What do the PHQ-9 score ranges mean?

PHQ-9 scores map to five severity levels: 0-4 is Minimal or no depression, 5-9 is Mild depression, 10-14 is Moderate depression, 15-19 is Moderately Severe depression, and 20-27 is Severe depression. A score of 10 or above is generally used as the threshold for clinical significance.

Can this tool diagnose depression?

No. The PHQ-9 is a screening instrument, not a diagnostic tool. A high score indicates that further evaluation by a qualified mental health or medical professional is warranted. Only a licensed clinician can diagnose depression and recommend appropriate treatment.

What is Question 10 about functional impairment?

Question 10 asks how much the identified problems have impacted daily functioning (work, home, relationships). It is not scored in the PHQ-9 total but provides important clinical context. Significant functional impairment alongside a high PHQ-9 score strengthens the case for further clinical evaluation.
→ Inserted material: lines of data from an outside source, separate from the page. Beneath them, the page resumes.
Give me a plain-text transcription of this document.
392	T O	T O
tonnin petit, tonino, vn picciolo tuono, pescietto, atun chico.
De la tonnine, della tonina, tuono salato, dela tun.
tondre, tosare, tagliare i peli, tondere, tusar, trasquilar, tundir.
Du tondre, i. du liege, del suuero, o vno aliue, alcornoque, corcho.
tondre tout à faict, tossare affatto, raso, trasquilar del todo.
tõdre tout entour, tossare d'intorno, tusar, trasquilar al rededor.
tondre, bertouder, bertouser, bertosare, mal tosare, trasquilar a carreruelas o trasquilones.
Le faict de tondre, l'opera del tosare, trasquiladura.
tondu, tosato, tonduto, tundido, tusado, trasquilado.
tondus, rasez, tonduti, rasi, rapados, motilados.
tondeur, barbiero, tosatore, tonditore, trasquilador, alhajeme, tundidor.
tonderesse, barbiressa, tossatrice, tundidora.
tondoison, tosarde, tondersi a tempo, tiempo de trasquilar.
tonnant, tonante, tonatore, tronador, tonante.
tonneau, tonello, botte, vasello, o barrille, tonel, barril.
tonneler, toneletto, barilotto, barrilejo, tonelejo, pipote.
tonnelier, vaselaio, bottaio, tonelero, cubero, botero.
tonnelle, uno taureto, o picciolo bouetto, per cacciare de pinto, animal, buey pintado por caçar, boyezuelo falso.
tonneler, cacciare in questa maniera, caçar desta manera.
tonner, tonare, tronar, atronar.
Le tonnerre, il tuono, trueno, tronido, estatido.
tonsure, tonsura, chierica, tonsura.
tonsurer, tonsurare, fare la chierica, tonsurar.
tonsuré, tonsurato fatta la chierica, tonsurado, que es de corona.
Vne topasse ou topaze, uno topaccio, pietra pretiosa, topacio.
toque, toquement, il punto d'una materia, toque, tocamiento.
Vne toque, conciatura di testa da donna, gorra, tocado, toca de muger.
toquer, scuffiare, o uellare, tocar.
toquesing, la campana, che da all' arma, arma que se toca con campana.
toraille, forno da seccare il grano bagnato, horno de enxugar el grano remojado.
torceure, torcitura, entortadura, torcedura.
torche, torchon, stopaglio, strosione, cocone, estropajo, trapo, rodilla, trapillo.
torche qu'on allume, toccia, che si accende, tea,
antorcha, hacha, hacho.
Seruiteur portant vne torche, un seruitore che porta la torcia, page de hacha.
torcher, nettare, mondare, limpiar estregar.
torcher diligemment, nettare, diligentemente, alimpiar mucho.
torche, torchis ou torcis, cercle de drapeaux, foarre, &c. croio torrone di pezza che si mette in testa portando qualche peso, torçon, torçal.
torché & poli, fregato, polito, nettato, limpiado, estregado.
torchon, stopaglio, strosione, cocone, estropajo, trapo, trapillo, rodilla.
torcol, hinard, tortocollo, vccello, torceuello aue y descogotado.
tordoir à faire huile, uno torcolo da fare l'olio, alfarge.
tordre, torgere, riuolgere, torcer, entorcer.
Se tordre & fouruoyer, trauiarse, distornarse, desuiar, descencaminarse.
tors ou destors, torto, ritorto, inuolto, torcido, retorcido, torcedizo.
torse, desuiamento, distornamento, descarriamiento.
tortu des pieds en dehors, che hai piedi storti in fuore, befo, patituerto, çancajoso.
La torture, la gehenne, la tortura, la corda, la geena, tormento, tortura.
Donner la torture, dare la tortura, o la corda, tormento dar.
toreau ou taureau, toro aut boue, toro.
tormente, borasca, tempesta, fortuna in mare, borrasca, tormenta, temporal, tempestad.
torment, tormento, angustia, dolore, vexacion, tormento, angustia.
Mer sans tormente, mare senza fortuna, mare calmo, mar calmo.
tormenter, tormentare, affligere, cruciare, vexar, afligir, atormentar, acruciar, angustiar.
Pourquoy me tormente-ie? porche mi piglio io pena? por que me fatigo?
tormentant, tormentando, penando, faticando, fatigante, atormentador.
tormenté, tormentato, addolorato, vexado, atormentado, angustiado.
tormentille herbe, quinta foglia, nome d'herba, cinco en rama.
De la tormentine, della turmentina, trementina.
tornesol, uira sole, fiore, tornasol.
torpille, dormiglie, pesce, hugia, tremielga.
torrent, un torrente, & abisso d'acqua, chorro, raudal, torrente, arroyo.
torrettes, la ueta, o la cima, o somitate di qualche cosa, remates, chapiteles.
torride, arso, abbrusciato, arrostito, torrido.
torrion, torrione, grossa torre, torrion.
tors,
What should I do if I score high on the PHQ-9?

If you score 10 or above, or if you answered anything other than 'Not at all' to Question 9 about self-harm thoughts, please reach out to a healthcare provider. In the US, you can call or text 988 to reach the Suicide and Crisis Lifeline, or text HOME to 741741 to reach the Crisis Text Line.

How often is the PHQ-9 used clinically?

The PHQ-9 is one of the most widely used depression screening tools in primary care and mental health settings worldwide. It is recommended by the US Preventive Services Task Force (USPSTF) for depression screening in adults, and is used to track treatment response over time.